Department of Informatics, Bioengineering, Robotics and Systems Engineering (DIBRIS), University of Genoa, Genoa, Italy.
Department of Electrical and Electronic Engineering (DIEE), University of Cagliari, Cagliari, Italy.
J Neural Eng. 2020 Dec 16;17(6). doi: 10.1088/1741-2552/abc741.

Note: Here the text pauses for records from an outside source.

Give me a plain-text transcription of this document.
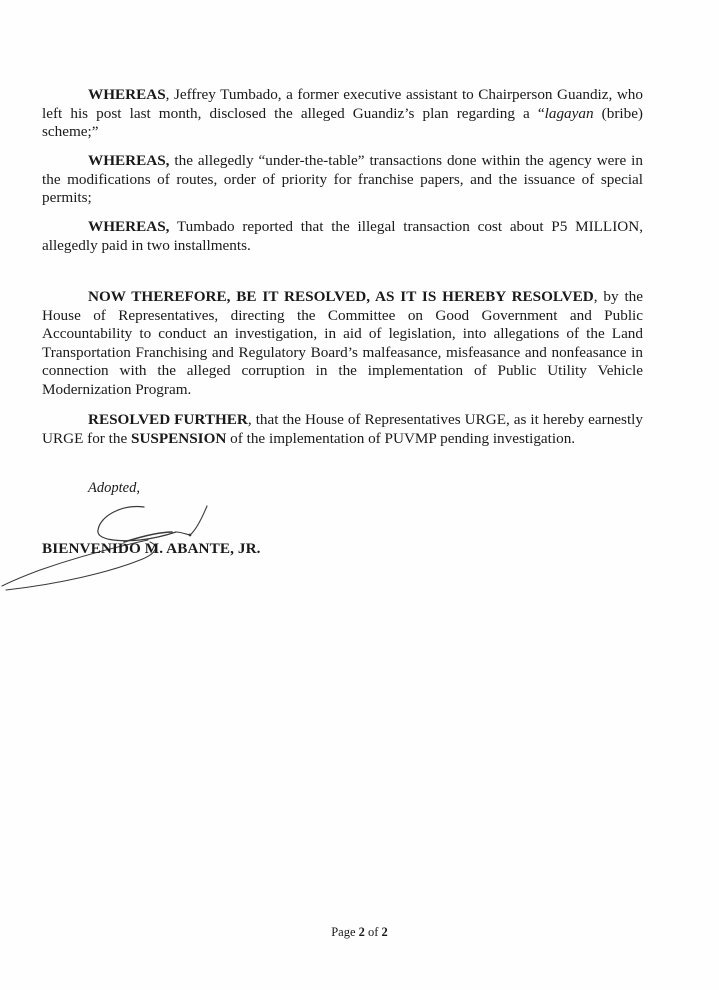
WHEREAS, Jeffrey Tumbado, a former executive assistant to Chairperson Guandiz, who left his post last month, disclosed the alleged Guandiz’s plan regarding a “lagayan (bribe) scheme;”

WHEREAS, the allegedly “under-the-table” transactions done within the agency were in the modifications of routes, order of priority for franchise papers, and the issuance of special permits;

WHEREAS, Tumbado reported that the illegal transaction cost about P5 MILLION, allegedly paid in two installments.

NOW THEREFORE, BE IT RESOLVED, AS IT IS HEREBY RESOLVED, by the House of Representatives, directing the Committee on Good Government and Public Accountability to conduct an investigation, in aid of legislation, into allegations of the Land Transportation Franchising and Regulatory Board’s malfeasance, misfeasance and nonfeasance in connection with the alleged corruption in the implementation of Public Utility Vehicle Modernization Program.

RESOLVED FURTHER, that the House of Representatives URGE, as it hereby earnestly URGE for the SUSPENSION of the implementation of PUVMP pending investigation.

Adopted,

BIENVENIDO M. ABANTE, JR.

Page 2 of 2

Among the different approaches for denoising neural signals, wavelet-based methods are widely used due to their ability to reduce in-band noise. All wavelet denoising algorithms have a common structure, but their effectiveness strongly depends on several implementation choices, including the mother wavelet, the decomposition level, the threshold definition, and the way it is applied (i.e. the thresholding). In this work, we investigated these factors to quantitatively assess their effects on neural signals in terms of noise reduction and morphology preservation, which are important when spike sorting is required downstream.Based on the spectral characteristics of the neural signal, according to the sampling rate of the signals, we considered two possible decomposition levels and identified the best-performing mother wavelet. Then, we compared different threshold estimation and thresholding methods and, for the best ones, we also evaluated their effect on clearing the approximation coefficients. The assessments were performed on synthetic signals that had been corrupted by different types of noise and on a murine peripheral nervous system dataset, both of which were sampled at about 16 kHz. The results were statistically analysed in terms of their Pearson's correlation coefficients, root-mean-square errors, and signal-to-noise ratios.As expected, the wavelet implementation choices greatly influenced the processing performance. Overall, the Haar wavelet with a five-level decomposition, hard thresholding method, and the threshold proposed by Han(2007) achieved the best outcomes. Based on the adopted performance metrics, wavelet denoising with these parametrizations outperformed conventional 300-3000 Hz linear bandpass filtering.These results can be used to guide the reasoned and accurate selection of wavelet denoising implementation choices in the context of neural signal processing, particularly when spike-morphology preservation is required.
在神经信号去噪的各种方法中,基于小波的方法因其能够降低带内噪声而被广泛应用。所有的小波去噪算法都具有共同的结构,但它们的有效性强烈依赖于几个实现选择,包括母小波、分解层次、阈值定义以及应用方式(即阈值处理)。在这项工作中,我们研究了这些因素,以便根据噪声减少和形态保持这两个重要指标,对它们在神经信号中的影响进行定量评估,而这在需要后续进行尖峰分类时是很重要的。
根据神经信号的频谱特征,并根据信号的采样率,我们考虑了两种可能的分解层次,并确定了性能最佳的母小波。然后,我们比较了不同的阈值估计和阈值处理方法,并对性能最佳的方法,评估了它们对清除逼近系数的影响。评估是在已被不同类型噪声污染的合成信号和大约 16 kHz 采样的鼠外周神经系统数据集上进行的。结果根据其皮尔逊相关系数、均方根误差和信噪比进行了统计学分析。
正如预期的那样,小波实现选择极大地影响了处理性能。总体而言,具有五级分解的 Haar 小波、硬阈值处理方法以及 Han(2007)提出的阈值实现了最佳结果。基于所采用的性能指标,这些参数化的小波去噪在神经信号处理中优于传统的 300-3000 Hz 线性带通滤波。
这些结果可用于指导在神经信号处理中合理准确地选择小波去噪实现选择,特别是在需要保留尖峰形态时。